20% hypotonic shock induced significant ATP release on the apical side of the monolayers 1 min after stimulation, while no ATP was detected on the basolateral side (Figure 10A). The kinetics and concentrations of ATP release were similar to what has been reported in other experimental protocols [38,79-81]. Two sets of experiments tested if ATP could be implicated in rapid modulation of transepithelial current. First, because ATP has been shown to promote an increase in [Ca2+]i and to impact ENaC, we investigated if exogenous ATP, in the absence of osmotic stress, could increase this current. We found that apical, but not basolateral ATP, reduced total transepithelial current by 25%. These results are similar to what was reported in airway epithelial cells [82], trachea [9,83] and alveolar epithelial cells [10,11,84,85]. Because ATP could differentially modulate ionic current during mechanical stress induced by hypotonic shock, I was also recorded after hypotonic shock in the presence of apyrase, an ATP scavenger. Apyrase had no impact on the current rise elicited by hypotonic shock. Altogether, the data presented here ruled out a role for ATP in the rapid transepithelial current increase after hypotonic shock.
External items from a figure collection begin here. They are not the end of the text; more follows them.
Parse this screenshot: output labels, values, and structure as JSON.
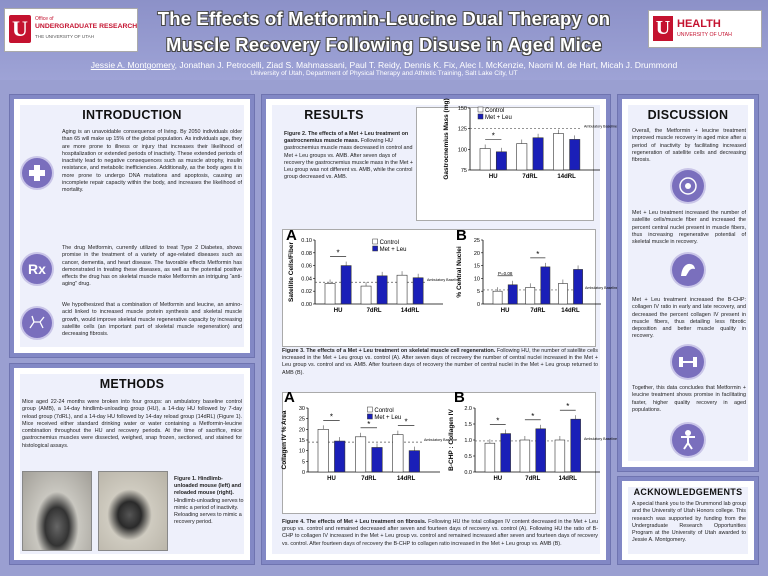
{
  "header": {
    "title1": "The Effects of Metformin-Leucine Dual Therapy on",
    "title2": "Muscle Recovery Following Disuse in Aged Mice",
    "authors_lead": "Jessie A. Montgomery",
    "authors_rest": ", Jonathan J. Petrocelli, Ziad S. Mahmassani, Paul T. Reidy, Dennis K. Fix, Alec I. McKenzie, Naomi M. de Hart, Micah J. Drummond",
    "affiliation": "University of Utah, Department of Physical Therapy and Athletic Training, Salt Lake City, UT",
    "logo_left_line1": "Office of",
    "logo_left_line2": "UNDERGRADUATE RESEARCH",
    "logo_left_line3": "THE UNIVERSITY OF UTAH",
    "logo_right_line1": "HEALTH",
    "logo_right_line2": "UNIVERSITY OF UTAH"
  },
  "intro": {
    "heading": "INTRODUCTION",
    "p1": "Aging is an unavoidable consequence of living. By 2050 individuals older than 65 will make up 15% of the global population. As individuals age, they are more prone to illness or injury that increases their likelihood of hospitalization or extended periods of inactivity. These extended periods of inactivity lead to negative consequences such as muscle atrophy, insulin resistance, and metabolic inefficiencies. Additionally, as the body ages it is more prone to undergo DNA mutations and apoptosis, causing an incomplete repair capacity within the body, and increases the likelihood of mortality.",
    "p2": "The drug Metformin, currently utilized to treat Type 2 Diabetes, shows promise in the treatment of a variety of age-related diseases such as cancer, dementia, and heart disease. The favorable effects Metformin has demonstrated in treating these diseases, as well as the potential positive effects the drug has on skeletal muscle make Metformin an intriguing “anti-aging” drug.",
    "p3": "We hypothesized that a combination of Metformin and leucine, an amino-acid linked to increased muscle protein synthesis and skeletal muscle growth, would improve skeletal muscle regenerative capacity by increasing satellite cells (an important part of skeletal muscle regeneration) and decreasing fibrosis.",
    "rx": "Rx"
  },
  "methods": {
    "heading": "METHODS",
    "p1": "Mice aged 22-24 months were broken into four groups: an ambulatory baseline control group (AMB), a 14-day hindlimb-unloading group (HU), a 14-day HU followed by 7-day reload group (7dRL), and a 14-day HU followed by 14-day reload group (14dRL) (Figure 1). Mice received either standard drinking water or water containing a Metformin-leucine combination throughout the HU and recovery periods. At the time of sacrifice, mice gastrocnemius muscles were dissected, weighed, snap frozen, sectioned, and stained for histological assays.",
    "fig_bold": "Figure 1. Hindlimb-unloaded mouse (left) and reloaded mouse (right).",
    "fig_rest": " Hindlimb-unloading serves to mimic a period of inactivity. Reloading serves to mimic a recovery period."
  },
  "results": {
    "heading": "RESULTS",
    "fig2_bold": "Figure 2. The effects of a Met + Leu treatment on gastrocnemius muscle mass.",
    "fig2_rest": " Following HU gastrocnemius muscle mass decreased in control and Met + Leu groups vs. AMB. After seven days of recovery the gastrocnemius muscle mass in the Met + Leu group was not different vs. AMB, while the control group decreased vs. AMB.",
    "fig3_bold": "Figure 3. The effects of a Met + Leu treatment on skeletal muscle cell regeneration.",
    "fig3_rest": " Following HU, the number of satellite cells increased in the Met + Leu group vs. control (A). After seven days of recovery the number of central nuclei increased in the Met + Leu group vs. control and vs. AMB. After fourteen days of recovery the number of central nuclei in the Met + Leu group returned to AMB (B).",
    "fig4_bold": "Figure 4. The effects of Met + Leu treatment on fibrosis.",
    "fig4_rest": " Following HU the total collagen IV content decreased in the Met + Leu group vs. control and remained decreased after seven and fourteen days of recovery vs. control (A). Following HU the ratio of B-CHP to collagen IV increased in the Met + Leu group vs. control and remained increased after seven and fourteen days of recovery vs. control. After fourteen days of recovery the B-CHP to collagen ratio increased in the Met + Leu group vs. AMB (B)."
  },
  "discussion": {
    "heading": "DISCUSSION",
    "p1": "Overall, the Metformin + leucine treatment improved muscle recovery in aged mice after a period of inactivity by facilitating increased regeneration of satellite cells and decreasing fibrosis.",
    "p2": "Met + Leu treatment increased the number of satellite cells/muscle fiber and increased the percent central nuclei present in muscle fibers, thus increasing regenerative potential of skeletal muscle in recovery.",
    "p3": "Met + Leu treatment increased the B-CHP: collagen IV ratio in early and late recovery, and decreased the percent collagen IV present in muscle fibers, thus detailing less fibrotic deposition and better muscle quality in recovery.",
    "p4": "Together, this data concludes that Metformin + leucine treatment shows promise in facilitating faster, higher quality recovery in aged populations."
  },
  "ack": {
    "heading": "ACKNOWLEDGEMENTS",
    "p1": "A special thank you to the Drummond lab group and the University of Utah Honors college. This research was supported by funding from the Undergraduate Research Opportunities Program at the University of Utah awarded to Jessie A. Montgomery."
  },
  "colors": {
    "control": "#ffffff",
    "metleu": "#1a1fb8",
    "frame": "#8288c5",
    "header": "#959ad0"
  },
  "chart_data": [
    {
      "id": "fig2",
      "type": "bar",
      "categories": [
        "HU",
        "7dRL",
        "14dRL"
      ],
      "series": [
        {
          "name": "Control",
          "values": [
            101,
            107,
            119
          ]
        },
        {
          "name": "Met + Leu",
          "values": [
            97,
            114,
            112
          ]
        }
      ],
      "ylabel": "Gastrocnemius Mass (mg)",
      "yticks": [
        75,
        100,
        125,
        150
      ],
      "ylim": [
        75,
        150
      ],
      "baseline": 125,
      "baseline_label": "Ambulatory Baseline",
      "sig": [
        "*",
        "",
        ""
      ]
    },
    {
      "id": "fig3a",
      "type": "bar",
      "panel": "A",
      "categories": [
        "HU",
        "7dRL",
        "14dRL"
      ],
      "series": [
        {
          "name": "Control",
          "values": [
            0.032,
            0.028,
            0.045
          ]
        },
        {
          "name": "Met + Leu",
          "values": [
            0.06,
            0.044,
            0.041
          ]
        }
      ],
      "ylabel": "Satellite Cells/Fiber",
      "yticks": [
        "0.00",
        "0.02",
        "0.04",
        "0.06",
        "0.08",
        "0.10"
      ],
      "ylim": [
        0,
        0.1
      ],
      "baseline": 0.034,
      "baseline_label": "Ambulatory Baseline",
      "sig": [
        "*",
        "",
        ""
      ]
    },
    {
      "id": "fig3b",
      "type": "bar",
      "panel": "B",
      "categories": [
        "HU",
        "7dRL",
        "14dRL"
      ],
      "series": [
        {
          "name": "Control",
          "values": [
            5,
            6.5,
            8
          ]
        },
        {
          "name": "Met + Leu",
          "values": [
            7.5,
            14.5,
            13.5
          ]
        }
      ],
      "ylabel": "% Central Nuclei",
      "yticks": [
        0,
        5,
        10,
        15,
        20,
        25
      ],
      "ylim": [
        0,
        25
      ],
      "baseline": 5.5,
      "baseline_label": "Ambulatory Baseline",
      "sig": [
        "P=0.08",
        "*",
        ""
      ]
    },
    {
      "id": "fig4a",
      "type": "bar",
      "panel": "A",
      "categories": [
        "HU",
        "7dRL",
        "14dRL"
      ],
      "series": [
        {
          "name": "Control",
          "values": [
            20,
            16.5,
            17.5
          ]
        },
        {
          "name": "Met + Leu",
          "values": [
            14.5,
            11.5,
            10
          ]
        }
      ],
      "ylabel": "Collagen IV % Area",
      "yticks": [
        0,
        5,
        10,
        15,
        20,
        25,
        30
      ],
      "ylim": [
        0,
        30
      ],
      "baseline": 14,
      "baseline_label": "Ambulatory Baseline",
      "sig": [
        "*",
        "*",
        "*"
      ]
    },
    {
      "id": "fig4b",
      "type": "bar",
      "panel": "B",
      "categories": [
        "HU",
        "7dRL",
        "14dRL"
      ],
      "series": [
        {
          "name": "Control",
          "values": [
            0.9,
            1.0,
            1.0
          ]
        },
        {
          "name": "Met + Leu",
          "values": [
            1.2,
            1.35,
            1.65
          ]
        }
      ],
      "ylabel": "B-CHP : Collagen IV",
      "yticks": [
        "0.0",
        "0.5",
        "1.0",
        "1.5",
        "2.0"
      ],
      "ylim": [
        0,
        2
      ],
      "baseline": 0.97,
      "baseline_label": "Ambulatory Baseline",
      "sig": [
        "*",
        "*",
        "*"
      ]
    }
  ]
}
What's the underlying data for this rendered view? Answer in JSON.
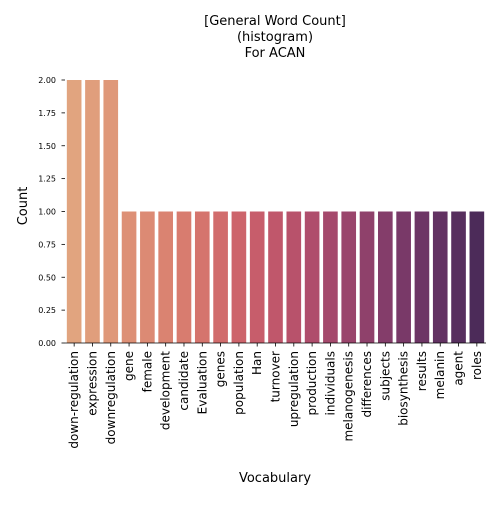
{
  "chart_data": {
    "type": "bar",
    "title_lines": [
      "[General Word Count]",
      "(histogram)",
      "For ACAN"
    ],
    "xlabel": "Vocabulary",
    "ylabel": "Count",
    "ylim": [
      0,
      2.0
    ],
    "yticks": [
      "0.00",
      "0.25",
      "0.50",
      "0.75",
      "1.00",
      "1.25",
      "1.50",
      "1.75",
      "2.00"
    ],
    "grid": false,
    "categories": [
      "down-regulation",
      "expression",
      "downregulation",
      "gene",
      "female",
      "development",
      "candidate",
      "Evaluation",
      "genes",
      "population",
      "Han",
      "turnover",
      "upregulation",
      "production",
      "individuals",
      "melanogenesis",
      "differences",
      "subjects",
      "biosynthesis",
      "results",
      "melanin",
      "agent",
      "roles"
    ],
    "values": [
      2,
      2,
      2,
      1,
      1,
      1,
      1,
      1,
      1,
      1,
      1,
      1,
      1,
      1,
      1,
      1,
      1,
      1,
      1,
      1,
      1,
      1,
      1
    ],
    "colors": [
      "#e1a47f",
      "#e09e7c",
      "#df9879",
      "#dd9076",
      "#dc8a74",
      "#da8371",
      "#d87c6f",
      "#d5746d",
      "#d16c6c",
      "#cd646b",
      "#c75d6b",
      "#c0576b",
      "#b8526b",
      "#af4d6c",
      "#a5496c",
      "#9a456c",
      "#8f416b",
      "#843d6a",
      "#793968",
      "#6d3565",
      "#623262",
      "#572f5e",
      "#4c2b59"
    ]
  }
}
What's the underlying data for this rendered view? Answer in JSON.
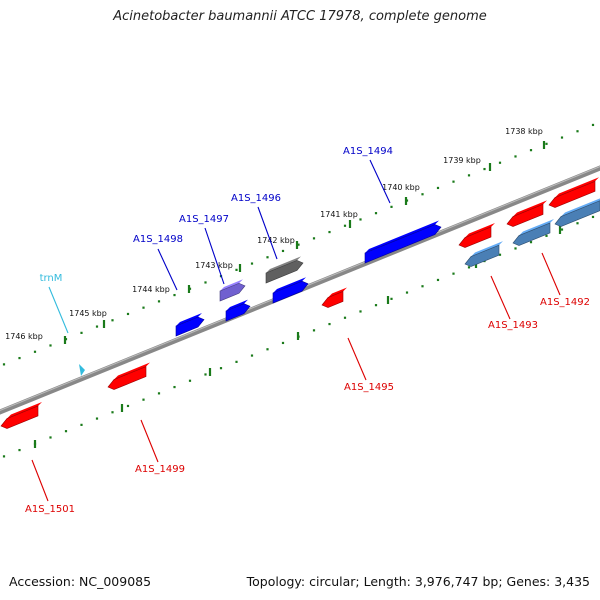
{
  "title": "Acinetobacter baumannii ATCC 17978, complete genome",
  "footer": {
    "accession": "Accession: NC_009085",
    "summary": "Topology: circular; Length: 3,976,747 bp; Genes: 3,435"
  },
  "colors": {
    "forward_gene": "#0000ff",
    "reverse_gene": "#ff0000",
    "reverse_light": "#4a7fb5",
    "forward_light": "#7060d0",
    "pseudo": "#606060",
    "trna": "#33bbdd",
    "ruler": "#1a7a1a",
    "backbone": "#888888"
  },
  "ruler_ticks": [
    {
      "label": "1738 kbp"
    },
    {
      "label": "1739 kbp"
    },
    {
      "label": "1740 kbp"
    },
    {
      "label": "1741 kbp"
    },
    {
      "label": "1742 kbp"
    },
    {
      "label": "1743 kbp"
    },
    {
      "label": "1744 kbp"
    },
    {
      "label": "1745 kbp"
    },
    {
      "label": "1746 kbp"
    }
  ],
  "gene_labels": [
    {
      "name": "A1S_1494",
      "strand": "forward"
    },
    {
      "name": "A1S_1496",
      "strand": "forward"
    },
    {
      "name": "A1S_1497",
      "strand": "forward"
    },
    {
      "name": "A1S_1498",
      "strand": "forward"
    },
    {
      "name": "trnM",
      "strand": "trna"
    },
    {
      "name": "A1S_1492",
      "strand": "reverse"
    },
    {
      "name": "A1S_1493",
      "strand": "reverse"
    },
    {
      "name": "A1S_1495",
      "strand": "reverse"
    },
    {
      "name": "A1S_1499",
      "strand": "reverse"
    },
    {
      "name": "A1S_1501",
      "strand": "reverse"
    }
  ]
}
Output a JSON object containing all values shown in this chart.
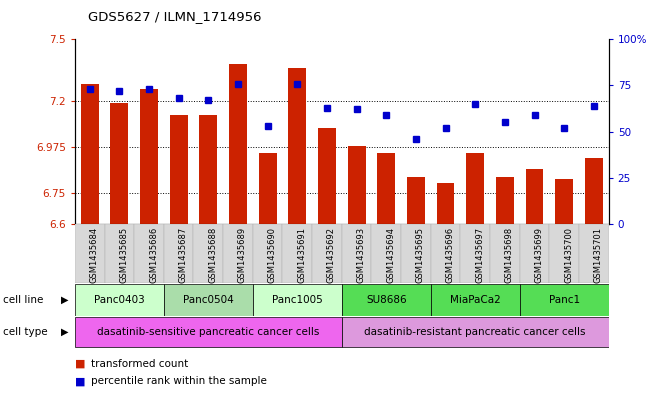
{
  "title": "GDS5627 / ILMN_1714956",
  "samples": [
    "GSM1435684",
    "GSM1435685",
    "GSM1435686",
    "GSM1435687",
    "GSM1435688",
    "GSM1435689",
    "GSM1435690",
    "GSM1435691",
    "GSM1435692",
    "GSM1435693",
    "GSM1435694",
    "GSM1435695",
    "GSM1435696",
    "GSM1435697",
    "GSM1435698",
    "GSM1435699",
    "GSM1435700",
    "GSM1435701"
  ],
  "bar_values": [
    7.28,
    7.19,
    7.26,
    7.13,
    7.13,
    7.38,
    6.945,
    7.36,
    7.07,
    6.98,
    6.945,
    6.83,
    6.8,
    6.945,
    6.83,
    6.87,
    6.82,
    6.92
  ],
  "percentile_values": [
    73,
    72,
    73,
    68,
    67,
    76,
    53,
    76,
    63,
    62,
    59,
    46,
    52,
    65,
    55,
    59,
    52,
    64
  ],
  "ylim_left": [
    6.6,
    7.5
  ],
  "ylim_right": [
    0,
    100
  ],
  "yticks_left": [
    6.6,
    6.75,
    6.975,
    7.2,
    7.5
  ],
  "ytick_labels_left": [
    "6.6",
    "6.75",
    "6.975",
    "7.2",
    "7.5"
  ],
  "yticks_right": [
    0,
    25,
    50,
    75,
    100
  ],
  "ytick_labels_right": [
    "0",
    "25",
    "50",
    "75",
    "100%"
  ],
  "bar_color": "#cc2200",
  "dot_color": "#0000cc",
  "background_color": "#ffffff",
  "cell_lines": [
    {
      "label": "Panc0403",
      "start": 0,
      "end": 3,
      "color": "#ccffcc"
    },
    {
      "label": "Panc0504",
      "start": 3,
      "end": 6,
      "color": "#aaddaa"
    },
    {
      "label": "Panc1005",
      "start": 6,
      "end": 9,
      "color": "#ccffcc"
    },
    {
      "label": "SU8686",
      "start": 9,
      "end": 12,
      "color": "#55dd55"
    },
    {
      "label": "MiaPaCa2",
      "start": 12,
      "end": 15,
      "color": "#55dd55"
    },
    {
      "label": "Panc1",
      "start": 15,
      "end": 18,
      "color": "#55dd55"
    }
  ],
  "cell_types": [
    {
      "label": "dasatinib-sensitive pancreatic cancer cells",
      "start": 0,
      "end": 9,
      "color": "#ee66ee"
    },
    {
      "label": "dasatinib-resistant pancreatic cancer cells",
      "start": 9,
      "end": 18,
      "color": "#dd99dd"
    }
  ],
  "legend_items": [
    {
      "color": "#cc2200",
      "label": "transformed count"
    },
    {
      "color": "#0000cc",
      "label": "percentile rank within the sample"
    }
  ]
}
In conclusion, our results show that transepithelial Na+ current modulation is the result of a complex interplay between K+ and Cl- channels, the Na+/K+-ATPase and KCC in alveolar epithelial cells (Figure 11). KCC is important in Na+ transport by recycling K+ and allowing apical/basolateral transcellular Cl- transport. During hypotonic shock, the rapid transepithelial current rise is dependent on basolateral Cl- as well as Ca2+/calmodulin signaling. In the context of lung pathology, a better knowledge of the channels and transporters that are expressed in alveolar epithelial cells is important for the finding of new therapeutic targets to increase Na+ transport in cardiogenic or non-cardiogenic lung oedema. A comprehension of the interactions of Na+, Cl- and K+ current and transport involved in the cell volume regulation of these cells is also important to understand the repair process following epithelial injury and for the control of cell volume changes during cell growth and apoptosis.